Opinion
13894 Index No. 154651/14 Case No. 2020-03354
05-27-2021
Rutherford & Christie, New York (Michael C. Becker of counsel), for Leake & Watts Services Inc., appellant-respondent and municipal respondents. Sullivan Papain Block McGrath Coffinas & Cannavo PC, Garden City (Christopher J. DelliCarpini of counsel), for H.M., Sam M. and Tiffany D., respondents-appellants. Scahill Law Group P.C., Bethpage (Kelly E. Wright of counsel), for Jose Alicea, respondent-appellant.
Rutherford & Christie, New York (Michael C. Becker of counsel), for Leake & Watts Services Inc., appellant-respondent and municipal respondents.
Sullivan Papain Block McGrath Coffinas & Cannavo PC, Garden City (Christopher J. DelliCarpini of counsel), for H.M., Sam M. and Tiffany D., respondents-appellants.
Scahill Law Group P.C., Bethpage (Kelly E. Wright of counsel), for Jose Alicea, respondent-appellant.
Renwick, J.P., Manzanet–Daniels, Mazzarelli, Mendez, JJ.
Order, Supreme Court, New York County (Alan C. Marin, J.), entered on or about March 6, 2020, which, to the extent appealed from as limited by the briefs, denied the motions of defendants Jose Alicea and Leake & Watts Services Inc. (Leake) for summary judgment dismissing the complaint and all cross claims as against them and granted defendant City of New York's (the City) motion for summary judgment dismissing the complaint as against it, unanimously modified, on the law, to grant Leake's motion, and otherwise affirmed, without costs.
In June 2013, the City and Leake removed the infant plaintiff, H.M. from her parents’ home and placed her in the foster care of defendant Frankie Butler, who lived in a home owned by defendant Alicea, which has a bathroom on the second floor containing a shallow bathtub with sides lower than most tubs, and a hand-held shower. On August 13, 2013, as Butler was preparing to shower H.M., she turned on the water in the shower and momentarily became distracted -for a few seconds- picking up H.M.’s clothes from the floor when H.M., who was next to the bathtub at its far end, suddenly climbed into the bathtub and was burned by hot water from the shower that fell on and entered her rear diaper area.
The court properly denied Alicea's summary judgment motion because there is an issue of fact as to whether he created the dangerous hot water temperature when he replaced the home's hot water heater prior to the accident. Although Alicea submitted an affidavit of an engineer who opined that the water temperature in the bathroom was well within the applicable plumbing code requirements, plaintiffs raised an issue of fact by submitting an affidavit of their own expert, who opined that the water temperature exceeded the temperature that is considered good and accepted safety practices in the plumbing industry. The conflicting expert opinions raise issues of fact and credibility that cannot be resolved on this summary judgment motion (see Ayers v. Mohan, 182 A.D.3d 479, 480, 122 N.Y.S.3d 298 [1st Dept. 2020] ; Scholastic Inc. v. Pace Plumbing Corp., 129 A.D.3d 75, 87, 8 N.Y.S.3d 143 [1st Dept. 2015] ).
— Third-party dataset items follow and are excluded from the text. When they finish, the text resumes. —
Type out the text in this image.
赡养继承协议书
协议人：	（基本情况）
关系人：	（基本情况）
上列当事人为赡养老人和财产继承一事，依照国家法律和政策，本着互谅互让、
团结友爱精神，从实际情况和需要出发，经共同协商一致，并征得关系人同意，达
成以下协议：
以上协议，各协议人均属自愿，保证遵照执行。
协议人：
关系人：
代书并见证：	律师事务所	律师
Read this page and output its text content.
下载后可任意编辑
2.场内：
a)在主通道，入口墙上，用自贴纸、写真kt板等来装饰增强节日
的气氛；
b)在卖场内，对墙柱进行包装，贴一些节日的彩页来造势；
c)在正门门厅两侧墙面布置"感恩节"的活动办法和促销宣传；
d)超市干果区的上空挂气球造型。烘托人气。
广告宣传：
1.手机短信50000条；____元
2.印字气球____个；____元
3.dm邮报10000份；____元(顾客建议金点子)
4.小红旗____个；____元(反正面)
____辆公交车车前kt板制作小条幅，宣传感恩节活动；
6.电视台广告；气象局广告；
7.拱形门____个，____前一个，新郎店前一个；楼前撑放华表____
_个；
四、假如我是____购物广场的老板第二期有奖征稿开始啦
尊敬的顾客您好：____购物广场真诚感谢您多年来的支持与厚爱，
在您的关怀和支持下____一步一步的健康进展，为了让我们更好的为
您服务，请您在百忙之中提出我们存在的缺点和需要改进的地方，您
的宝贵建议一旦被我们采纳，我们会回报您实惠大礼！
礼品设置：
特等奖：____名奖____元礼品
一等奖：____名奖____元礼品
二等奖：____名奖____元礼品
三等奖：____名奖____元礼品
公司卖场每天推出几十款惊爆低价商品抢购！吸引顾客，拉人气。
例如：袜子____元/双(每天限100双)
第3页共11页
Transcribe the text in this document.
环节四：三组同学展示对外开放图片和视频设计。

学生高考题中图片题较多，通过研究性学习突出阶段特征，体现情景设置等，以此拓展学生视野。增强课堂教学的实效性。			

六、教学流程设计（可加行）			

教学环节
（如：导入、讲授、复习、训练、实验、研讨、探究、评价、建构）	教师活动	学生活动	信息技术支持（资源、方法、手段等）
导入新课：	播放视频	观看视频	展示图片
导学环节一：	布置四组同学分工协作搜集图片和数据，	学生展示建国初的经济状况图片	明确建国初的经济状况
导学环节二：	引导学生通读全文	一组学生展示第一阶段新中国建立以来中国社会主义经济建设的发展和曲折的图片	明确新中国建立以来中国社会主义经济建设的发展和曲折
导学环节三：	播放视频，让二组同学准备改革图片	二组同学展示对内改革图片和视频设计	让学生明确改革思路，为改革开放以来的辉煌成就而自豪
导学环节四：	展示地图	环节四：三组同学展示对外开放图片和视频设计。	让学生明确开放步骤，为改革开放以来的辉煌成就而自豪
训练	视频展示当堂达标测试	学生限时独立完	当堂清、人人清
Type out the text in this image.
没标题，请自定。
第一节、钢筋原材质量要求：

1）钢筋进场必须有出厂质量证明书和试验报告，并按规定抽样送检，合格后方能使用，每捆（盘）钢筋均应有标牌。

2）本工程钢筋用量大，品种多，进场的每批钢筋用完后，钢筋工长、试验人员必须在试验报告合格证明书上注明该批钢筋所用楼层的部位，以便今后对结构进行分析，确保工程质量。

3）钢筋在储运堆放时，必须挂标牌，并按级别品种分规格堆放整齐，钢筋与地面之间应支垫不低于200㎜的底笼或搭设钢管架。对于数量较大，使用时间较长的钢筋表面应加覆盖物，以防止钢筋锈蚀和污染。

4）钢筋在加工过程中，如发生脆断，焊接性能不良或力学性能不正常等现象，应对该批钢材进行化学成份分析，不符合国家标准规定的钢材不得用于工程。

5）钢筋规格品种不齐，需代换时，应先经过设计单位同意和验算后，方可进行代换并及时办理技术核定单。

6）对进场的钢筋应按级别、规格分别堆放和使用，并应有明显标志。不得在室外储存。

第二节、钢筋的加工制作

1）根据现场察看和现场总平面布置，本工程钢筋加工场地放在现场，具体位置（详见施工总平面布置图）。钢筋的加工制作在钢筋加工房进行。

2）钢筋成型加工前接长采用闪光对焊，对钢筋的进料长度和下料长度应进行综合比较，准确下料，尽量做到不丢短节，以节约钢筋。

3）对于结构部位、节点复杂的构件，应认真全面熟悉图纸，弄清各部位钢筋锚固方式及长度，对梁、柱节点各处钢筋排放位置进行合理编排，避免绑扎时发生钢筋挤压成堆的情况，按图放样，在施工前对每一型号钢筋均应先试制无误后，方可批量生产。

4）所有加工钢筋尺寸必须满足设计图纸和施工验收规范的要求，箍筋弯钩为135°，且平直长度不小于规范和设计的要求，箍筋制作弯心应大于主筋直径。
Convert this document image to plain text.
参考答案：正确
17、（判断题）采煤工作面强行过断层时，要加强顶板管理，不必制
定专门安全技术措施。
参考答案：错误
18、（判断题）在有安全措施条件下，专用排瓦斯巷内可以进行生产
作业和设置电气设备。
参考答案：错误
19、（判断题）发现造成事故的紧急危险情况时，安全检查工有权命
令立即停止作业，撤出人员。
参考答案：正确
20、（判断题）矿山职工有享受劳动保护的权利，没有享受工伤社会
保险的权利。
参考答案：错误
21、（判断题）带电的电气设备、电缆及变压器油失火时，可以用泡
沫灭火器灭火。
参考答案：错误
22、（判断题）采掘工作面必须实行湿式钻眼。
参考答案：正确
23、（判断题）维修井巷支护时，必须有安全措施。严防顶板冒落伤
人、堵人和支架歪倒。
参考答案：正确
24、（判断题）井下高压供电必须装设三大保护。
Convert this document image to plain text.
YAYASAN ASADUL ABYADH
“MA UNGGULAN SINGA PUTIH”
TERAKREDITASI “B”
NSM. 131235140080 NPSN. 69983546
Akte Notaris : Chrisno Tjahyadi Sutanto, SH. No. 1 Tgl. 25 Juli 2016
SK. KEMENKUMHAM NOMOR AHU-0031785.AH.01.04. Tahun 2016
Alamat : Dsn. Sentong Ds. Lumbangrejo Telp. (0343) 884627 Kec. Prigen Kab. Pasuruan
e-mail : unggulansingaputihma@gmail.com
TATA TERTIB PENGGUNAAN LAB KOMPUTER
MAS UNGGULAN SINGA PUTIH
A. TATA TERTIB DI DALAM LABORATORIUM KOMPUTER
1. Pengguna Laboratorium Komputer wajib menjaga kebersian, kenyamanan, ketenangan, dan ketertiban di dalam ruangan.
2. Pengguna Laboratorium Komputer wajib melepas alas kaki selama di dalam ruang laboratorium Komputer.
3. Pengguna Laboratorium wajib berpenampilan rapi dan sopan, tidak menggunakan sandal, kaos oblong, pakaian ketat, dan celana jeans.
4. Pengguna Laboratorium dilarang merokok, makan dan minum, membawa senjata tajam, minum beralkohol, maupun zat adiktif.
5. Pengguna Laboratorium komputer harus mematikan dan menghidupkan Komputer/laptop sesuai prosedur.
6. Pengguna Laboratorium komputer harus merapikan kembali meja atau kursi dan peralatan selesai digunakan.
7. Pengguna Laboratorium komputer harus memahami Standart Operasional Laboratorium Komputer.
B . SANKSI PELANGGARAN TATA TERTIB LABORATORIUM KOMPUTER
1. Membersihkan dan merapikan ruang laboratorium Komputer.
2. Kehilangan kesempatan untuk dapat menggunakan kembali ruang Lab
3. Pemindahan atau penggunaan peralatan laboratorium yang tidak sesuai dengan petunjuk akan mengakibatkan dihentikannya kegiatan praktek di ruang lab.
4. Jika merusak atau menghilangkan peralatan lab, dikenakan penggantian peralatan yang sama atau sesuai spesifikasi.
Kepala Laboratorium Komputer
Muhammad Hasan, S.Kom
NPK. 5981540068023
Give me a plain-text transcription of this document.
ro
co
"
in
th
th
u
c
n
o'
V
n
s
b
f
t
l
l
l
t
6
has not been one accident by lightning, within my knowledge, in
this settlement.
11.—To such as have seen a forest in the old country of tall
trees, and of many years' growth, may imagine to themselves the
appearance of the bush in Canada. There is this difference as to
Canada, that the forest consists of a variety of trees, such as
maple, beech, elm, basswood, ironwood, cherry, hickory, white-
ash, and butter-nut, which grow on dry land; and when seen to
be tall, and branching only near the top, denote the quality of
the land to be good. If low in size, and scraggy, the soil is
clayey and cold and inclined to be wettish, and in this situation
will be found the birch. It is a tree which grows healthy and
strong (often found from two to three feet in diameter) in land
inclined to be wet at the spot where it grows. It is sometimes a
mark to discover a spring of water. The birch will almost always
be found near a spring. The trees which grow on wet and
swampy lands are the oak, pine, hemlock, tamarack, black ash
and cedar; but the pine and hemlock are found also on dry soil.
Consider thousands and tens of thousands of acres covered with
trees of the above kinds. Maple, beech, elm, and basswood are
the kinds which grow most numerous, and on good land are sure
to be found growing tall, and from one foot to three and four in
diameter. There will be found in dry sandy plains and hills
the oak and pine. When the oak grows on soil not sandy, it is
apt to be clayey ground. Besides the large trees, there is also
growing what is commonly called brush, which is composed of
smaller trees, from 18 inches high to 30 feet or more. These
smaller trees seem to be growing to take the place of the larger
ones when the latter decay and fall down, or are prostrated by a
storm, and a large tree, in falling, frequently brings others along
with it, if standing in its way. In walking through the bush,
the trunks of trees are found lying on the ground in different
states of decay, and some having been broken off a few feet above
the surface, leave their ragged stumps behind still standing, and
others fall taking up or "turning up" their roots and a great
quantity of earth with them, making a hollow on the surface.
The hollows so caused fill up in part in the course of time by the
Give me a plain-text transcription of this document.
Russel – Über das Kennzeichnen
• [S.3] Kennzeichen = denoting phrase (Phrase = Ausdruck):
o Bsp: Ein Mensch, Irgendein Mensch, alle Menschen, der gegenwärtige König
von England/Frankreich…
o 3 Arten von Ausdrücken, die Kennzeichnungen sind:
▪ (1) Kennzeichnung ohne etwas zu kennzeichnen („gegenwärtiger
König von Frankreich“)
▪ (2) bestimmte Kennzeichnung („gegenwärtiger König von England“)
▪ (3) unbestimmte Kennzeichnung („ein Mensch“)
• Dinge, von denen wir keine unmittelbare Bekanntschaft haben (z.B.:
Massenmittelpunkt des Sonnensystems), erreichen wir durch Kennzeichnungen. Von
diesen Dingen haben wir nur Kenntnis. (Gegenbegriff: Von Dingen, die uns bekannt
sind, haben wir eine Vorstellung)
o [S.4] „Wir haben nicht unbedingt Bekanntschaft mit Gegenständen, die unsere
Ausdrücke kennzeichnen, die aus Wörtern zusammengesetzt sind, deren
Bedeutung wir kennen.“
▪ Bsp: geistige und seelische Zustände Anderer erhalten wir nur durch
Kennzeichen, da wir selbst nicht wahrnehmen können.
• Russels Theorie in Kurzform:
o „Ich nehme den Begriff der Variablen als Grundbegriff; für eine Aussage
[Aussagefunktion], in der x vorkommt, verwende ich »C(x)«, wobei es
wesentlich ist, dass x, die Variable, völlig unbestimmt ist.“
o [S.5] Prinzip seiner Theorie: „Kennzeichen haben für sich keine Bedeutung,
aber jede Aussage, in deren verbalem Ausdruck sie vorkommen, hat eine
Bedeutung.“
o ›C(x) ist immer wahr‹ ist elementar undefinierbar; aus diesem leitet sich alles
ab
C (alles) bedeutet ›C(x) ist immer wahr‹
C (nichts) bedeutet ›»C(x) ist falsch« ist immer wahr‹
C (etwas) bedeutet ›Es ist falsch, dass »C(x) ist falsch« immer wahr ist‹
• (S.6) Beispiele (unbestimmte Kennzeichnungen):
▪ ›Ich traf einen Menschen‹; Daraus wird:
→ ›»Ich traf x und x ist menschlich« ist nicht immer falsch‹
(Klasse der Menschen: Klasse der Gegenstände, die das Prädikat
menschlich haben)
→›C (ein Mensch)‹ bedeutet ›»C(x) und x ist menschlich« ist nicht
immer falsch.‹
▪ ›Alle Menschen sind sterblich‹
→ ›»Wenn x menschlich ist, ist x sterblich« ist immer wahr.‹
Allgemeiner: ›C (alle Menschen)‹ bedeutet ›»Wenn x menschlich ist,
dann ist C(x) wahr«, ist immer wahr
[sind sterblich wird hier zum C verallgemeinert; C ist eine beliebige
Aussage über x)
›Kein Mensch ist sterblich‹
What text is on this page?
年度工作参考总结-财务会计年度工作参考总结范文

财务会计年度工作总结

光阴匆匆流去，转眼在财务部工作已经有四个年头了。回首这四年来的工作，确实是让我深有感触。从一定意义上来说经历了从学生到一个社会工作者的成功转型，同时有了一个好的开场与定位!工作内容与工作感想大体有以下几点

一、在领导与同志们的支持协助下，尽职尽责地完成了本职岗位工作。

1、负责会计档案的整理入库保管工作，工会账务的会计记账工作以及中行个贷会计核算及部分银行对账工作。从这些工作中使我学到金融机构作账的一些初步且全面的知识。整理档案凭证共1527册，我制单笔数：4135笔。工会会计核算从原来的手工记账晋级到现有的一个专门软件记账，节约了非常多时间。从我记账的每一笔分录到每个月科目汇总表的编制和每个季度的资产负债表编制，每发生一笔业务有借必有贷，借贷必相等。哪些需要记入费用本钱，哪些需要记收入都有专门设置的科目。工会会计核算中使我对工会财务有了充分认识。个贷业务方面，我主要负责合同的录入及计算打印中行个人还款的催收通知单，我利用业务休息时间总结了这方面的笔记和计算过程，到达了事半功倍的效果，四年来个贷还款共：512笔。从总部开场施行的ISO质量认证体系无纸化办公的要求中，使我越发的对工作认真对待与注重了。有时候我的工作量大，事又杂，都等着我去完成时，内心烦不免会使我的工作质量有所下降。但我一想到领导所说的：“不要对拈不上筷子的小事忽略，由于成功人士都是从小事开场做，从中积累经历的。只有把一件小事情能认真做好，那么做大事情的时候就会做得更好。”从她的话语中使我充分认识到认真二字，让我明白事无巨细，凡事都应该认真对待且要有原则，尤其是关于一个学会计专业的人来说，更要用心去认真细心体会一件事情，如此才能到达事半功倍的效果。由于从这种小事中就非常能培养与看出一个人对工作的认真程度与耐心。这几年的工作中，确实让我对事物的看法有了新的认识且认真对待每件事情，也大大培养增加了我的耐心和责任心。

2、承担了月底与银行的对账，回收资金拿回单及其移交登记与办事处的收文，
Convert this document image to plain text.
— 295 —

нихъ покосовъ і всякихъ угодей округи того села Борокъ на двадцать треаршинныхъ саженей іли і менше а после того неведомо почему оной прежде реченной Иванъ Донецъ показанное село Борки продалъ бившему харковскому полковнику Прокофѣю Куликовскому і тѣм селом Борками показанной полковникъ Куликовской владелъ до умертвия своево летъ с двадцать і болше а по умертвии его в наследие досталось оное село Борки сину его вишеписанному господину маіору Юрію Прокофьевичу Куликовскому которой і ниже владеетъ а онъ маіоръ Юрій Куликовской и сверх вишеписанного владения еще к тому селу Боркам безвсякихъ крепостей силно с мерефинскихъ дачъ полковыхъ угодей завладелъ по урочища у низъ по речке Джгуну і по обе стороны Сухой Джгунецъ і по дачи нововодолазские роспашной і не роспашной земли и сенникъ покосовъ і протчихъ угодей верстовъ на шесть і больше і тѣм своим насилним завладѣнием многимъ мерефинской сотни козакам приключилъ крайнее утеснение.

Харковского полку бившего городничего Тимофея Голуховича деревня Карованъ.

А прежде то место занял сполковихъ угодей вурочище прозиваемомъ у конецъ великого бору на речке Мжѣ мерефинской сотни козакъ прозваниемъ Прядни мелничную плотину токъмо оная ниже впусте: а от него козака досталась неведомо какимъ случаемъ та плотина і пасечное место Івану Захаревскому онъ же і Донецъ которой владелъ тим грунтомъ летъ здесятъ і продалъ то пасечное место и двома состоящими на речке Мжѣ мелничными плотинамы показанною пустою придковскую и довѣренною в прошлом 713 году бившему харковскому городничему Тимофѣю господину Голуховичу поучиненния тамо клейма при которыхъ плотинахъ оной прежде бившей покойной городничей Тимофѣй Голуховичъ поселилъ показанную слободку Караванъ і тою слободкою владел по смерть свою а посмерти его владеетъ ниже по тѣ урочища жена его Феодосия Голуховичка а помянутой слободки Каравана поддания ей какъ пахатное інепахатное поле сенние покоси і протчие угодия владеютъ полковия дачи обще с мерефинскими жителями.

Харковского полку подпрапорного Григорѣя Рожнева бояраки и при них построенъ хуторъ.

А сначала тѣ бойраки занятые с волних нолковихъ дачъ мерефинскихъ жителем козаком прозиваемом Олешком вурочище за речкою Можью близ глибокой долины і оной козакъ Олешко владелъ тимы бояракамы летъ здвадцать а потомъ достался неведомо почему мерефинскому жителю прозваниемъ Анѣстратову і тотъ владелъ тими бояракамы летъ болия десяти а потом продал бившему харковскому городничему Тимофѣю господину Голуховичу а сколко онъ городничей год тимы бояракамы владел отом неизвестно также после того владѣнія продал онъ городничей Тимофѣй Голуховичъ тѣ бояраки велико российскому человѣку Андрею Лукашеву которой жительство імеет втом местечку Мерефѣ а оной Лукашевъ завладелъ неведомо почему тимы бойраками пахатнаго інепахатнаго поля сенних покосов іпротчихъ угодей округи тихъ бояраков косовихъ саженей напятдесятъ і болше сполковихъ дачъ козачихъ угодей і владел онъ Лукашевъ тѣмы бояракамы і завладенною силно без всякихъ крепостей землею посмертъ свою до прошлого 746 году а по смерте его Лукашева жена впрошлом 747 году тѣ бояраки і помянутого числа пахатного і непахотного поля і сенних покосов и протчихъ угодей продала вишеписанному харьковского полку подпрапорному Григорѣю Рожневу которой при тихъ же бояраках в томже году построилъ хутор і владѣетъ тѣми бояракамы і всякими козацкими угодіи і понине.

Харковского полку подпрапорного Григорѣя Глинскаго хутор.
Leake demonstrated prima facie entitlement to summary judgment dismissing the negligent supervision claim against it because it established that it did not have "sufficiently specific knowledge or notice of the dangerous conduct which caused injury," and "[t]he scalding hot bath water was an intervening act or event that is divorced from and not the foreseeable risk associated with ... defendant's alleged negligence" ( Albino v. New York City Hous. Auth., 78 A.D.3d 485, 490, 912 N.Y.S.2d 27 [1st Dept. 2010] ; see Moore v. City of New York, 85 A.D.3d 623, 624, 926 N.Y.S.2d 76 [1st Dept. 2011], lv denied 17 N.Y.3d 713, 2011 WL 4916425 [2011]; Keizer v. SCO Family of Servs., 120 A.D.3d 475, 476–477, 991 N.Y.S.2d 103 [2d Dept. 2014] ). The excessively hot water was not the foreseeable risk associated with Leake's alleged negligence in placing more than five children in the home, and the momentary inattention of Butler was not an act that should have been foreseeable by Leake in the exercise of reasonable care (see Moore at 624, 926 N.Y.S.2d 76 ; Albino at 490, 912 N.Y.S.2d 27 ). Plaintiffs’ opposition fails to raise an issue of fact as to whether Leake had sufficient specific knowledge of the dangerous condition that caused the injuries.
For the same reasons, the City is entitled to summary judgment (see Albino, 78 A.D.3d at 489, 912 N.Y.S.2d 27 ), regardless of whether it can claim governmental immunity.